India imposed an onion export stop in the first half of the season. That led to massive amounts of Dutch red onions being exported to Asia. The cards on the market have been shuffled quite differently now. Carl van de Wiel of Agro Centre Holland calls it a fine line. This Dutch company specializes in packing and exporting red onions and shallots. "We were able to send many onions to Asia for two years in a row. That's truly unique but offers no guarantee for the future. We desperately need crops to fail elsewhere."
"Nobody expected it to be full steam ahead in Asia again last year. Countries like Bangladesh and Sri Lanka took huge volumes. That region eventually took even more onions than the previous year. That was also because more exporters started to focus on Asia. The start was fantastic, the end a little less so. There were shipping problems, so many containers arrived too late."
"We mustn't forget that the Netherlands is far down on Asian buyers' lists. Our onions are far less popular than Indian onions. If they aren't available, people first look for onions from Pakistan or Turkey. And only then do Egypt and the Netherlands come into play, in that order of preference," says Carl.
"So, something must go wrong on the world market before they knock on the Netherlands' door. That's now happened for two consecutive years. The red onion acreage is rising again this year. In 2019, we were at about 4,000 hectares, and in 2020 at 4,500. Now we're heading for 5,000. If Asia needs our onions, they'll be gone in no time. But there's also a good chance that this won't happen."

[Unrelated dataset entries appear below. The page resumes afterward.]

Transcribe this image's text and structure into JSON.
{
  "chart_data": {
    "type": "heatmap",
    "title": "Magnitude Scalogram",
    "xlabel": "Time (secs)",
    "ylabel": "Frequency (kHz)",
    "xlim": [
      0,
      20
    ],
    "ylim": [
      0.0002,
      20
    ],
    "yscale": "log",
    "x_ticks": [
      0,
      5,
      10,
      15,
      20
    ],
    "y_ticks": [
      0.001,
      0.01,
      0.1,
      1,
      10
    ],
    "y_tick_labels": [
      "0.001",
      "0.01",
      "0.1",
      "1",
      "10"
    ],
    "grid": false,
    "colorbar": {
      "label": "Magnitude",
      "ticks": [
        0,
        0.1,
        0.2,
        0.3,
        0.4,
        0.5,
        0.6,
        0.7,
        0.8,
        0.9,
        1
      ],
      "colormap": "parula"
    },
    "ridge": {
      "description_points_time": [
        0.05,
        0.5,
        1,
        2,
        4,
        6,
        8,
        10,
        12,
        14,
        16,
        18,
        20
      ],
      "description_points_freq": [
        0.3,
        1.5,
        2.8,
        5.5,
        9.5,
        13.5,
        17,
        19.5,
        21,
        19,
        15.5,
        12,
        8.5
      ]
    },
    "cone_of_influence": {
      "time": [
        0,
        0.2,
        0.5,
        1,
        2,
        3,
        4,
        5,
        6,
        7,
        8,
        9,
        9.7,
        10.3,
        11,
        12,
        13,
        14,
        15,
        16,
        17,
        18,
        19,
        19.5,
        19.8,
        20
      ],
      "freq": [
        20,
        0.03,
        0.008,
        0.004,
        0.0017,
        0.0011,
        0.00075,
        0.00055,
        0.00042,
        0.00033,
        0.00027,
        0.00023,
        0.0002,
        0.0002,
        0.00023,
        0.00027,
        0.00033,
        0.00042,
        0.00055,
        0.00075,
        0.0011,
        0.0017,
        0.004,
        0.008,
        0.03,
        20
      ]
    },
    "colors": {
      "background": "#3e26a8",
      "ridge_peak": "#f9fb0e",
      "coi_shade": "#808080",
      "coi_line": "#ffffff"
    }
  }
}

"The market is currently much quieter. There are very few exports, despite prices not being super high. There's still plenty of onions in stock too. The red onions quality is still good. I think even better than the yellow ones. Therefore, I don't expect we'll need many Egyptian onions. We have enough of our own. Just like last year, when we didn't import many onions from Egypt either," continues Carl. "Prices are high in India and Pakistan. So, I think there will be more opportunities for Egyptian exporters in the Middle East this year."
"The hospitality and foodservice industries take a lot of red onions. We do miss those sales. Prices for the sale-ready Dutch red onions are between €0.22 and €0.30. If farmers agree, I hope we can maintain these prices. Purchase prices are often unrealistic. With yellow onions, it's even more extreme," explains Van de Wiel.
"You have to pay growers €0.19 or €0.20. That's almost the same as bale prices. With red onions, clients across the board are willing to pay more for quality. Buyers would rather pay a few cents more for excellent quality than not, and get inferior quality. But then, of course, you have to ensure that the shipment is prepared perfectly."
The pink onion market fared well too. "Asian buyers prefer pink onions. Last autumn, demand from Asia was high, and prices were good. So I expect that most exporters decided to put their money where their mouths are. Shallots have also been expensive all year. This is also a true hospitality product. Despite that, French shallot stocks are lower. That's due to high domestic consumption," concludes Carl.